The book makes a welcome critique of actors within the social movements. She rightly takes apart the way many large environmental organisations — what she calls “Big Green” — have sold out to business, by way of sponsorship, policy and even drilling for fossil fuels on protected land. Many Greens point to the total numbers of people supporting conservation organisations in various countries, but it is clear that these groups are far too diverse and often in hock to business and states to form a coherent counter-power to capital.

Similarly, Klein criticises supposedly left-wing governments including Venezuela, Ecuador and Bolivia, that espouse ecological discourse but promote fossil fuel capitalism with an “anti-imperialist” face. If only much of the revolutionary left were as honest about these limitations. Klein also rightly criticises Stalinists past and present, from the USSR and Eastern Europe to China for their appalling environmental record and their bureaucratic, anti-democratic forms of state ownership.

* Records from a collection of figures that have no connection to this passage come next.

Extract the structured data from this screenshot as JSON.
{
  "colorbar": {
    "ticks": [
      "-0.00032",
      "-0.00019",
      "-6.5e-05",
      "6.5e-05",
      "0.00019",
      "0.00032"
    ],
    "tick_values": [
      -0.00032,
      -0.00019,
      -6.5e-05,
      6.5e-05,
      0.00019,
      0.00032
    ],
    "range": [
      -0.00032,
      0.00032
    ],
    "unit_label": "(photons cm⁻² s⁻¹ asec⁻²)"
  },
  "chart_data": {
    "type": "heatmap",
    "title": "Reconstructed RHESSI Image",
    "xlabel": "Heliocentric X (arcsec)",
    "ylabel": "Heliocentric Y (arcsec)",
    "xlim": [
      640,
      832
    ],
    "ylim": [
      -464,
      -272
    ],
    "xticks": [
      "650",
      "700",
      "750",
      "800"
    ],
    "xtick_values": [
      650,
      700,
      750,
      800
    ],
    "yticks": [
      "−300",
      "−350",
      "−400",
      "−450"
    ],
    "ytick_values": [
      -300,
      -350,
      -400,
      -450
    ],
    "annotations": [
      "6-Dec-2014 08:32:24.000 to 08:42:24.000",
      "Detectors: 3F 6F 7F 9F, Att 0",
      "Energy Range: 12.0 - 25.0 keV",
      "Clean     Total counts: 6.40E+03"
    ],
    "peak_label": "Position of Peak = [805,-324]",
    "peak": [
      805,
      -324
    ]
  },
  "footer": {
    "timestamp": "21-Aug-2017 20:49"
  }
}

Klein does a decent job in defining the present as a decisive moment in climate political history. She quotes the International Energy Agency that by 2017, a new generation of high-carbon energy generation infrastructure will be locked in for decades, effectively consigning other climate measures to oblivion. There is much fluff around the book “starting a conversation”, although Klein acknowledges her own intervention is relatively late. However there is undoubtedly an opening over the next year to revive climate campaigning. The book contributes to that mood.

The book is however limited both on structure and agency. Klein does not have a Marxist conception of capitalism. defined as the exploitation of wage labour by capital. She does not expose the deep structures within capitalism that simultaneously lead to the exploitation of waged workers (and the market coercion of other exploited groups such as peasants and the self-employed) alongside environmental degradation. As a result she does not articulate a socialist alternative to capitalism. Her conception remains the New Deal or World War Two Keynesian, a mixed economy model of reformed capitalism. Klein never nails the systematic alternative to capitalism that socialist planning and workers’ democracy would entail.

Klein does not identify the agent with both the power and the interest to supersede the waged labour-capital relation — the working class. Far from being outside the logic of the process, it is precisely the location of workers within capitalist relations of production that provides the unique capability to modify and stop capitalist production, the interest due to exploitation to oppose it (and ultimately to overthrow it), along with the political and organisational structures to replace capitalism with socialism.

Klein does see the organised labour as an agent in this climate movement, but only as one actor among many. Indigenous struggles are far the most prominent in the book, yet her writing is testimony to the weaknesses of most indigenous communities opposing capital. Of course indigenous fighters are valuable allies in the climate struggle, but they are neither sufficiently universal nor sufficiently powerful to constitute the fulcrum of a revived climate campaign.

This is the role of the global workers’ movement. It is organised labour, shorn of its own business unionism and bureaucratic structures, which can coalesce a new climate movement. And this defines the role of socialists intervening in the latest debate — to put socialist climate answers at the heart of the reviving movement.